Pausing only to note that e-Potterologist is an anagram of poltergeist too, here's my take on this question.
I think the stereotyping is done by Harry and his friends. Some of these, such as Hagrid, are adult.
However, when it counts, the houses are set on an equal footing:
Professor McGonagall: Each house has its own distinguished history.
Dumbledore to Harry: you have many of the characteristics Salazar Slytherin valued in his hand-picked students.
The sorting hat itself stands by its assertion that Harry would have done *well* in Slytherin - the natural meaning of this is that, well, he would have done well. The founders of Hogwarts continued to accept the hat after Slytherin himself left, suggesting a disagreement, not a battle between good and evil, and that they trusted its Slytherin element. I don't believe this is an oversight by JKR as I believe she has mentioned the hat's role is not over.
Furthermore, house allegiance, while not forgotten, seems not to play a very great role in adult wizard life. It's important to Draco because it's a family thing - but the Malfoys' approach to categorising sentient life is not commended to us. The Weasleys all were, as far as we know, in Gryffindor, but we don't see Arthur or Molly setting any store by where their children are.
Crucially, Snape as a (at some level) penitent Death Eater is entrusted with Slytherin by Dumbledore. This suggests to me that house allegiance is unrelated to dark or light wizardry: we don't get Dumbledore saying to Snape: 'Severus, please prove the genuineness of your conversion by renouncing Slytherin and all its works.' (Nobody AFAIK has yet put forward the theory that Snape is genuinely *not* penitent but genuinely working with Dumbledore against Voldemort. This *is* possible if Snape supports wizarding purebloodedness and other elements of V's ideology, but considers his hamfisted evil-overlord approach to be counterproductive and sees Dumbledore as the best hope for stopping him. I don't believe it myself but I sense that as a theory it is just about worth a silly name - I suggest Yurgles.)

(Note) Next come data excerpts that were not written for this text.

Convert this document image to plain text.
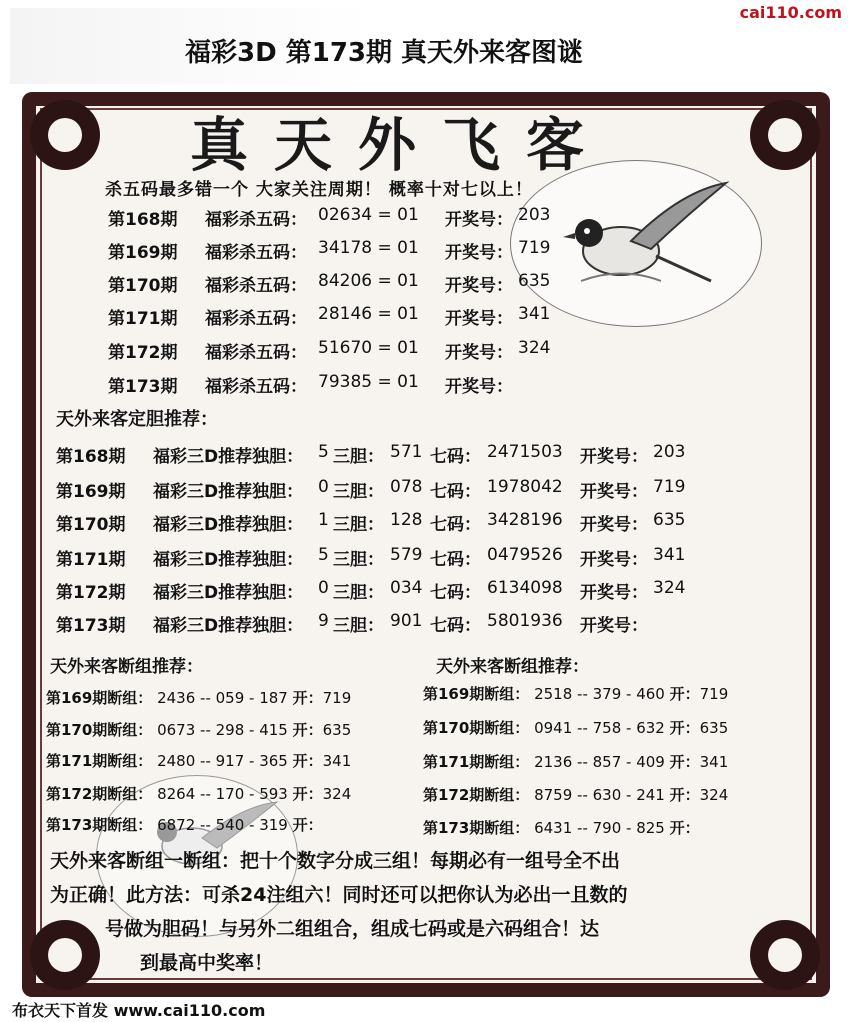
福彩3D 第173期 真天外来客图谜
cai110.com
真天外飞客
杀五码最多错一个 大家关注周期！ 概率十对七以上！
第168期 福彩杀五码： 02634 = 01 开奖号： 203
第169期 福彩杀五码： 34178 = 01 开奖号： 719
第170期 福彩杀五码： 84206 = 01 开奖号： 635
第171期 福彩杀五码： 28146 = 01 开奖号： 341
第172期 福彩杀五码： 51670 = 01 开奖号： 324
第173期 福彩杀五码： 79385 = 01 开奖号：
天外来客定胆推荐：
第168期 福彩三D推荐独胆： 5 三胆： 571 七码： 2471503 开奖号： 203
第169期 福彩三D推荐独胆： 0 三胆： 078 七码： 1978042 开奖号： 719
第170期 福彩三D推荐独胆： 1 三胆： 128 七码： 3428196 开奖号： 635
第171期 福彩三D推荐独胆： 5 三胆： 579 七码： 0479526 开奖号： 341
第172期 福彩三D推荐独胆： 0 三胆： 034 七码： 6134098 开奖号： 324
第173期 福彩三D推荐独胆： 9 三胆： 901 七码： 5801936 开奖号：
天外来客断组推荐：
第169期断组： 2436 -- 059 - 187 开：719
第170期断组： 0673 -- 298 - 415 开：635
第171期断组： 2480 -- 917 - 365 开：341
第172期断组： 8264 -- 170 - 593 开：324
第173期断组： 6872 -- 540 - 319 开：
天外来客断组推荐：
第169期断组： 2518 -- 379 - 460 开：719
第170期断组： 0941 -- 758 - 632 开：635
第171期断组： 2136 -- 857 - 409 开：341
第172期断组： 8759 -- 630 - 241 开：324
第173期断组： 6431 -- 790 - 825 开：
天外来客断组一断组：把十个数字分成三组！每期必有一组号全不出
为正确！此方法：可杀24注组六！同时还可以把你认为必出一且数的
号做为胆码！与另外二组组合，组成七码或是六码组合！达
到最高中奖率！
布衣天下首发 www.cai110.com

I think somebody has already pointed out that when Dumbledore commends Harry for his choices, it doesn't mean choosing Gryffindor over Slytherin - all he's saying is that our choices make us, and that Harry can be confident that his own choice of Gryffindor is normative for himself, whatever the hat thinks might have been.
A number of things combine to obscure this:
there is intense inter-house rivalry between Gryffindor and Slytherin, which colours Harry's view; Salazar Slytherin disapproved of accepting Muggle-borns; Voldemort was in Slytherin and is Slytherin's heir; a generation of prominent dark wizards initially bonded in Slytherin; Draco, a nasty character, is in Slytherin.

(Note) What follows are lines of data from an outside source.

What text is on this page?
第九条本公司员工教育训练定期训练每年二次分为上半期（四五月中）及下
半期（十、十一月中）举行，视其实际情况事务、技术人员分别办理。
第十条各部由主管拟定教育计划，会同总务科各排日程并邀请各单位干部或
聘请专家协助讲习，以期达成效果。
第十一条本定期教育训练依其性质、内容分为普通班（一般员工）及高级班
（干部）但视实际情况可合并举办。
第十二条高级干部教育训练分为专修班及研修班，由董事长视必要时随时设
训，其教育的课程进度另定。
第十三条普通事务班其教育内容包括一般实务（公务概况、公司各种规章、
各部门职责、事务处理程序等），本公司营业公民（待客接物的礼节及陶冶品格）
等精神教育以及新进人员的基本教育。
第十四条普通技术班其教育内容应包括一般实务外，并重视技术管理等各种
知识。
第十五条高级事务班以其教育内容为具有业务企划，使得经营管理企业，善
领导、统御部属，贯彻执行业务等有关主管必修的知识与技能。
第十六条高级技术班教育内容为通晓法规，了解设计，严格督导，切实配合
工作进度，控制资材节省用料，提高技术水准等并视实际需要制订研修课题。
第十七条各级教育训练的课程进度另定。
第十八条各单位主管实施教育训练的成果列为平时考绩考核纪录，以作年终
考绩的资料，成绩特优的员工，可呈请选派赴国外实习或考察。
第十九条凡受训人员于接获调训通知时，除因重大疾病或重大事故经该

The thing that makes me think that JKR is intending that this give an impression, and that that impression is false, is the bit in COS where somebody (Lee? books not to hand as literature well-known to be incompatible with the internet) says something like 'That's two Gryffindors, a Gryffindor ghost, a Hufflepuff and a Ravenclaw. Nobody in Slytherin has been harmed. Can't they see where this is coming from? The *heir* of Slytherin. The *monster* of Slytherin. Why don't they just get rid of all the Slytherins and have done with it!' (Cheers)
This passage crystallises nearly all the above circumstantial factors, and so by implication opens the way for their eventual dismissal.